The Greater Accra Metropolitan Area (GAMA) Sanitation and Water Project is to provide 150 modern toilet facilities in the GAMA and the Greater Kumasi Metropolitan Area by 2024.
Mr. Emmanuel Addai, Knowledge Management Expert, at GAMA Sanitation and Water Project, disclosing this said the World Bank funded project, which was supposed to end in 2020, was extended to 2024.
He said the project under the Ministry of Sanitation and Water Resources was also upscaled to cover the Greater Kumasi Area with Metropolitan and Municipal Assemblies being the direct implementers of the project.
Mr. Addai stated at the commemoration of the 2023 World Water Day organized by the Media Coalition against Open Defecation (M-CODe) in collaboration with the Ghana News Agency-Tema Regional Office.
The M-CODe commemoration of the 2023 World Water Day was on the theme: “Let’s Kill Open Defecation today! before it Kills us tomorrow.”
It forms part of the national “M-CODe 2023 Anti-Open Defecation Nationwide Advocacy” which is a relentless national campaign aimed at ending the practice of defecating in the open rather than in a toilet.

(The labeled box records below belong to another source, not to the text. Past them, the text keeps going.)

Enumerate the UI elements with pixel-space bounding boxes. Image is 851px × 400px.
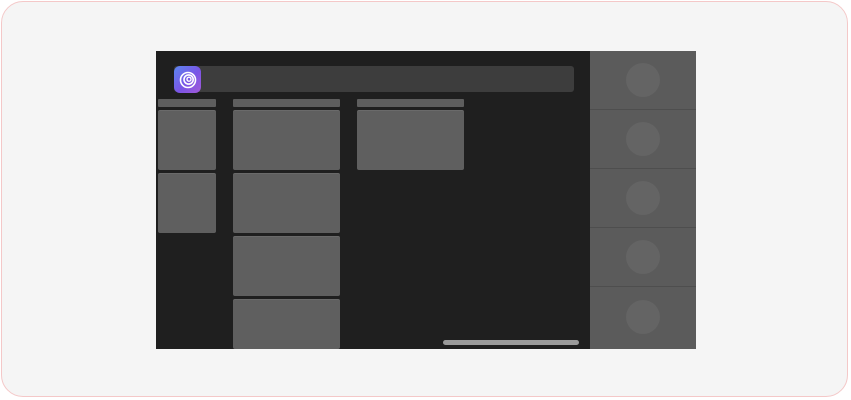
column-3-card-1[interactable]	[357, 110, 464, 170]
rail-avatar-2[interactable]	[590, 110, 696, 169]
column-1-card-2[interactable]	[158, 173, 216, 233]
avatar	[626, 299, 660, 334]
column-1-card-1[interactable]	[158, 110, 216, 170]
column-2-header	[233, 99, 340, 107]
column-1-header	[158, 99, 216, 107]
rail-avatar-3[interactable]	[590, 169, 696, 228]
column-2-card-2[interactable]	[233, 173, 340, 233]
column-2-card-4[interactable]	[233, 299, 340, 349]
column-3-header	[357, 99, 464, 107]
column-2-card-3[interactable]	[233, 236, 340, 296]
spiral-icon	[179, 71, 196, 88]
avatar	[626, 240, 660, 274]
avatar	[626, 181, 660, 215]
rail-avatar-5[interactable]	[590, 287, 696, 346]
avatar	[626, 63, 660, 97]
rail-avatar-4[interactable]	[590, 228, 696, 287]
horizontal-scrollbar[interactable]	[443, 340, 579, 345]
rail-avatar-1[interactable]	[590, 51, 696, 110]
avatar	[626, 122, 660, 156]
app-logo-icon[interactable]	[174, 66, 201, 93]
device-screen	[156, 51, 696, 349]
column-2-card-1[interactable]	[233, 110, 340, 170]
top-search-bar[interactable]	[174, 66, 574, 92]
right-rail	[590, 51, 696, 349]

Mr. Addai said out of the 150 school toilets, the Greater Accra area would get 30 while the Kumasi area was entitled to receive 120, explaining that the Greater Accra area already benefitted from the initial project, which commenced in 2014.
He said out of the total 150, currently 60 had been completed and would be handed over to the beneficiary schools, adding that the remaining would be delivered by the end of the project in 2024.

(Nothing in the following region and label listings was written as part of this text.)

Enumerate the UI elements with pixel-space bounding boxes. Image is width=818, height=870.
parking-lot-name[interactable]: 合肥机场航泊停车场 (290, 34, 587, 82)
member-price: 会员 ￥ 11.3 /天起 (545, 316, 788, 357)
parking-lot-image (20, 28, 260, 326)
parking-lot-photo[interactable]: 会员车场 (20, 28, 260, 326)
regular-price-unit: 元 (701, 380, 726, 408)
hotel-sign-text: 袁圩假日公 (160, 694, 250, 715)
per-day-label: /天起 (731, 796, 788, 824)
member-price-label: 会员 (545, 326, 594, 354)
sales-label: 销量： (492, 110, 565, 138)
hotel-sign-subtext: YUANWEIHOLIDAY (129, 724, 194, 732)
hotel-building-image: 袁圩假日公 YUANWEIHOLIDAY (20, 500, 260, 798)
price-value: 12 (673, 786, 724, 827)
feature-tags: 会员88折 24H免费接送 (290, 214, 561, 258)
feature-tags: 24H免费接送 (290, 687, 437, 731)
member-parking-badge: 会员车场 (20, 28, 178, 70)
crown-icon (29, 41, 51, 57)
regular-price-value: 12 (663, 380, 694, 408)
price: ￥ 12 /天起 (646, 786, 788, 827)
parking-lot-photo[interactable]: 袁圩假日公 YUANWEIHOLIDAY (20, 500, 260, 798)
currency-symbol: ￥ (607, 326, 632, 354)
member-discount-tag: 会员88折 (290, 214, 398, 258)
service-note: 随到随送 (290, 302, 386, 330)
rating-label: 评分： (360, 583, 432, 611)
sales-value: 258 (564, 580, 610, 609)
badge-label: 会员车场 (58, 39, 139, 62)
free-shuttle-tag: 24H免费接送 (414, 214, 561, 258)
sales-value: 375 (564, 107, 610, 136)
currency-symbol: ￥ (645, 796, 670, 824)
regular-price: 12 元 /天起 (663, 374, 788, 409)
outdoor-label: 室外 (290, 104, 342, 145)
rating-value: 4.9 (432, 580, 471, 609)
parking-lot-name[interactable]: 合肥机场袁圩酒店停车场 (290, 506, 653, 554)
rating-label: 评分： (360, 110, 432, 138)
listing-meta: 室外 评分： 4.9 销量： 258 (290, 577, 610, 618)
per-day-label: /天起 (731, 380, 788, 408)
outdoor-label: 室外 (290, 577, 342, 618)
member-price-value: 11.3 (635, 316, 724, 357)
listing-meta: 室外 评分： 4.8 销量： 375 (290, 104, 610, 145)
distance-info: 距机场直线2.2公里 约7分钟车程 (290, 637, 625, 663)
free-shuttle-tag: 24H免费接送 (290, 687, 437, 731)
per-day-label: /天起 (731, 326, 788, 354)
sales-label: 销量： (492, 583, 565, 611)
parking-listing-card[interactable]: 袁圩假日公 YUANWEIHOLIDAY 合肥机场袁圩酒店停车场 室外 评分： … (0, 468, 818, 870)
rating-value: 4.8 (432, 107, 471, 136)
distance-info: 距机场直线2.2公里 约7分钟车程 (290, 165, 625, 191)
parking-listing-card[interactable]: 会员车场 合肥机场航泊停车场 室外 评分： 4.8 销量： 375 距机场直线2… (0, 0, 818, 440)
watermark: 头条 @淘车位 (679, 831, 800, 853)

He explained that the delay of constructing the facilities was mostly due to land issues, environmental, and design, among others, as according to him, the actual construction could be done within two months after sorting out those issues.
He noted that the provision of school toilets was in line with Sustainable Development Goal (SDG) six, which emphasised water and sanitation, and SDG four which covered improved learning environments, including health and sanitation.

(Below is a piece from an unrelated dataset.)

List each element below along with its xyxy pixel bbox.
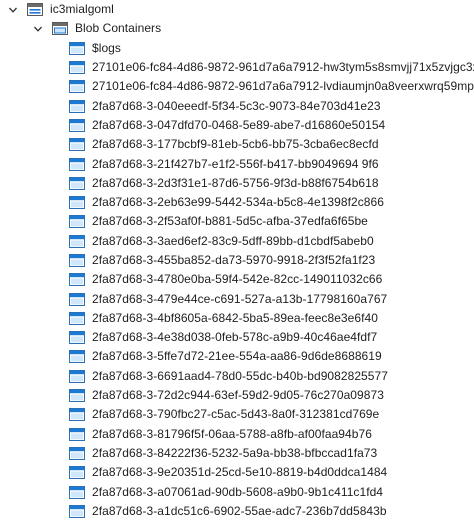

Mr. Addai indicated that the facilities, including the households’ ones, aimed at reducing open defecation in the country and particularly in schools, especially public basic schools, inculcate in children the habit of always using a toilet, and minimize possible outbreaks of diseases and preventable infections in schools.
The school toilet facilities, he said, had separate toilet rooms for males, females, and teachers, as well as changing, and shower rooms for females, water closet toilets and septic tanks, squat plate toilets for easy access to pupils with disabilities, and disability-friendly access.
Other features are hand-washing basins, storage rooms for storing toiletries, cleaning materials and tools, water storage tanks, and waste bins as well as boreholes for schools that do not have access to water.
Mr Francis Ameyibor, M-CODe National Convenor, said water has a significant relationship with toilet as open defecation affected water bodies… “toilets find their way into water bodies and in turn, people drink it.”.
Mr Ameyibor who is also the GNA Tema Regional Manager said open defecation was a health hazard that needed to be tackled head-on.
He called on media houses and personalities, traditional leaders, presiding members of assemblies, regional coordinating councils to join M-CODE in fight against the practice.
Mr Joseph Korto, National Dean of Presiding Members, and Presiding Member of the Tema Metropolitan Assembly (TMA), on his part, gave the assurance that intensified education on the need for household toilets and intensifies the fight against open defecation.